Mi Gloria siempre empezaba, así cuando quería mis favores. Antes, yo había ignorado sus pasos a lo Ginger Rogers en el cabecero de la cama; así que cuando sentía sus extremidades de hielo sobre mis pantorrillas tenía la impresión de que eran un castigo por mi desgana. “¡Qué va, ella es incapaz de ser cruel”, me decía a mi mismo mientras veía su gesto mimoso sobre mi cara antes de preguntarme con su acento gallego.

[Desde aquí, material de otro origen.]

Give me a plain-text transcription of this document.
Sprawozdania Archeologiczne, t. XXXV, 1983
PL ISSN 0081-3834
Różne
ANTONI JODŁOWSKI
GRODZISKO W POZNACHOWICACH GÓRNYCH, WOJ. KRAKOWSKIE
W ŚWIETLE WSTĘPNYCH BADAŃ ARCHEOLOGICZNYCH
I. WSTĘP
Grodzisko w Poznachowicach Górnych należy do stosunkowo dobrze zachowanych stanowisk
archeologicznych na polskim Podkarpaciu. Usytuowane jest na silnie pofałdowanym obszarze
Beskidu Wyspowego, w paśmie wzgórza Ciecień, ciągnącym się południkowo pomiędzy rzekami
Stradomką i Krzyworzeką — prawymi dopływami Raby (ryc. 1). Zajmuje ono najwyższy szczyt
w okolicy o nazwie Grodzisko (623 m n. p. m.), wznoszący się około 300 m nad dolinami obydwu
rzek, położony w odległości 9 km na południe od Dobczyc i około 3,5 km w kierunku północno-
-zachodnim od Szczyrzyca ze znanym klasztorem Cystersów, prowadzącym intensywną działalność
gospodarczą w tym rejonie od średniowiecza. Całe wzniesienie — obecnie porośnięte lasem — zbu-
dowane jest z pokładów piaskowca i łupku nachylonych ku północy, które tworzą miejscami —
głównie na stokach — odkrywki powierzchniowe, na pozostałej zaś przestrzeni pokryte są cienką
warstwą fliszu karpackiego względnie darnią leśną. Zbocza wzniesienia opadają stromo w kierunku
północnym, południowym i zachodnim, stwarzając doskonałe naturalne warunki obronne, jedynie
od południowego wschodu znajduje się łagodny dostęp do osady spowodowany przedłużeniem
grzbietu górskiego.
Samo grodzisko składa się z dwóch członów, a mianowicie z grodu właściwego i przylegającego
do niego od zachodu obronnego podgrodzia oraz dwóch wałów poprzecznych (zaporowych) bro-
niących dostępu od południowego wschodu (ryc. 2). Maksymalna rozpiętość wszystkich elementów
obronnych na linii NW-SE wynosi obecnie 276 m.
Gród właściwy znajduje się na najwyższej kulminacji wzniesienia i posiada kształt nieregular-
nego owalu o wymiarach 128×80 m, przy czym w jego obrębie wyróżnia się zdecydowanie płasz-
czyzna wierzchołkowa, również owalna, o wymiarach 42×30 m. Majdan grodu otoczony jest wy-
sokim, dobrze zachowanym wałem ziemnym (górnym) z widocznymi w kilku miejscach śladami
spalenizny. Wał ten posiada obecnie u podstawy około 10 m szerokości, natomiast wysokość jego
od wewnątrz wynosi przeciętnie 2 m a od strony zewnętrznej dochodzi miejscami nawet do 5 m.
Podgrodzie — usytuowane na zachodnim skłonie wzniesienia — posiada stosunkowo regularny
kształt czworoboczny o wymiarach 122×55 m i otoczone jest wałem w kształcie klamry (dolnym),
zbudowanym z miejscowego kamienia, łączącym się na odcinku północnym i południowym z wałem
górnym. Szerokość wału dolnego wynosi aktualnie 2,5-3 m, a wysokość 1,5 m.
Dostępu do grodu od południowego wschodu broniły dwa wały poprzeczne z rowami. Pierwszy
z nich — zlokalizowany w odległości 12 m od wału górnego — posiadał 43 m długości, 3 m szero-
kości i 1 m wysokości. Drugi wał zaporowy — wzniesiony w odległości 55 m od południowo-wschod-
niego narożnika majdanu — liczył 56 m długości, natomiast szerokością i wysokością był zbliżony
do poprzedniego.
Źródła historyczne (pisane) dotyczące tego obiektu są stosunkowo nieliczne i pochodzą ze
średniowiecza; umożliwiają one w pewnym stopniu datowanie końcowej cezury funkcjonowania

— “Facundo, fermoso ¿serás fecundo?”

La frase, que en otros tiempos era música para mi libido —quizá tantas efes seguidas me hacían pensar en el verbo que omito por no ser grosero— ahora me encoge. Aunque en su recuerdo me tenga por un tigre fiero, nunca lo fui: No tenía constantes arrebatos turbulentos, tampoco era un apocado, estaba más bien en la media.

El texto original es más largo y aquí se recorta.